Giusto per ricordare i requisiti di chi può riceverlo: pazienti non ancora gravi ma a rischio di diventarlo, o considerati fragili perché con almeno un’altra patologia in corso; la somministrazione deve avvenire entro 5 giorni dalla diagnosi (certificata da tampone di farmacia). «Io ho circa mille pazienti, e su sette casi potenziali alla fine quelli trattati con Paxlovid sono stati solo quattro» dice Silvestro Scotti, segretario generale Fimmg (Federazione italiana medici di medicina generale). «Anche perché spesso i cronici prendono farmaci per i quali l’antivirale è controindicato, quindi bisogna passare ad altre opzioni. Inoltre, prima di prescriverlo devo vedere gli esami del sangue, il valore della creatinina per i reni, per esempio. Se non ho quei dati non posso darlo».
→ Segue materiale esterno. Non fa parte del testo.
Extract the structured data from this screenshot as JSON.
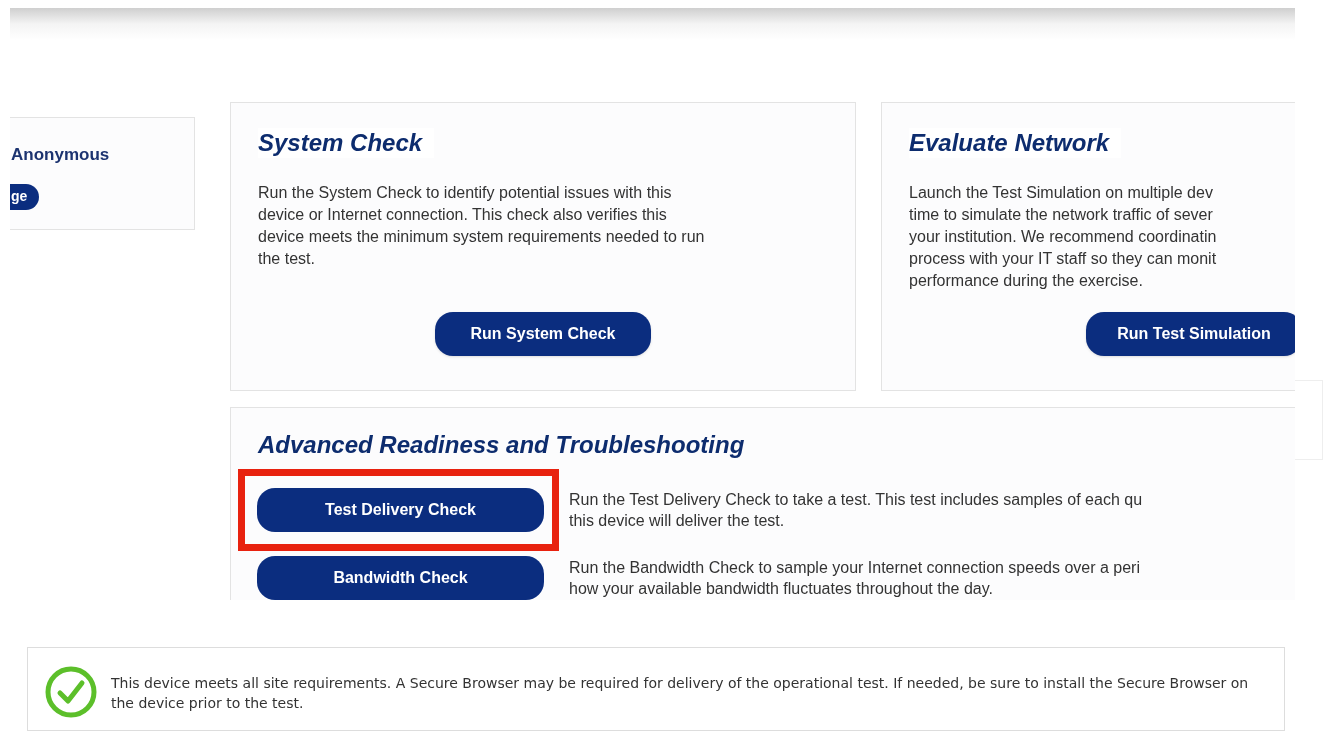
{
  "user_panel": {
    "name": "Anonymous",
    "button": "ge"
  },
  "cards": [
    {
      "title": "System Check",
      "lines": [
        "Run the System Check to identify potential issues with this",
        "device or Internet connection. This check also verifies this",
        "device meets the minimum system requirements needed to run",
        "the test."
      ],
      "button": "Run System Check"
    },
    {
      "title": "Evaluate Network",
      "lines": [
        "Launch the Test Simulation on multiple dev",
        "time to simulate the network traffic of sever",
        "your institution. We recommend coordinatin",
        "process with your IT staff so they can monit",
        "performance during the exercise."
      ],
      "button": "Run Test Simulation"
    }
  ],
  "advanced": {
    "title": "Advanced Readiness and Troubleshooting",
    "rows": [
      {
        "button": "Test Delivery Check",
        "highlighted": true,
        "lines": [
          "Run the Test Delivery Check to take a test. This test includes samples of each qu",
          "this device will deliver the test."
        ]
      },
      {
        "button": "Bandwidth Check",
        "highlighted": false,
        "lines": [
          "Run the Bandwidth Check to sample your Internet connection speeds over a peri",
          "how your available bandwidth fluctuates throughout the day."
        ]
      }
    ]
  },
  "status": {
    "ok": true,
    "message": "This device meets all site requirements. A Secure Browser may be required for delivery of the operational test. If needed, be sure to install the Secure Browser on the device prior to the test."
  }
}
Oggi, per aiutare i medici a individuare quali pazienti Covid rischiano di più, c’è un algoritmo, messo a punto dalla Fimmg insieme a Cittadinanza Attiva, scaricabile gratuitamente. Anche perché non è sempre facile capire chi, non ancora grave, potrebbe invece finire nei guai. A decidere i criteri stringenti per il Paxlovid è stata la Commissione scientifica, con l’esigenza di bilanciare criteri economici e assistenziali. «Certo, le regole vanno rispettate, ma sarebbe meglio liberalizzarne un po’ di più l’uso» continua Scotti. «Un 60enne “sano” perché non dovrebbe poterlo ricevere? Piuttosto che sprecarlo lo estenderei in certi casi anche ai giovani, così da limitare il contagio nel nucleo familiare se c’è una persona con fattori di rischio; e soprattutto lo allargherei a tutto il personale ospedaliero, dove gli operatori si ammalano e non possiamo permetterci carenze. Infine bisognerebbe dare più fiducia ai medici, concedere loro maggiore libertà prescrittiva. E poi, mi scusi, ma mi permetto una piccola polemica: possibile che non ci sia un medico di famiglia nei comitati scientifici e nell’ente regolatorio? In fondo, a curare i malati siamo noi».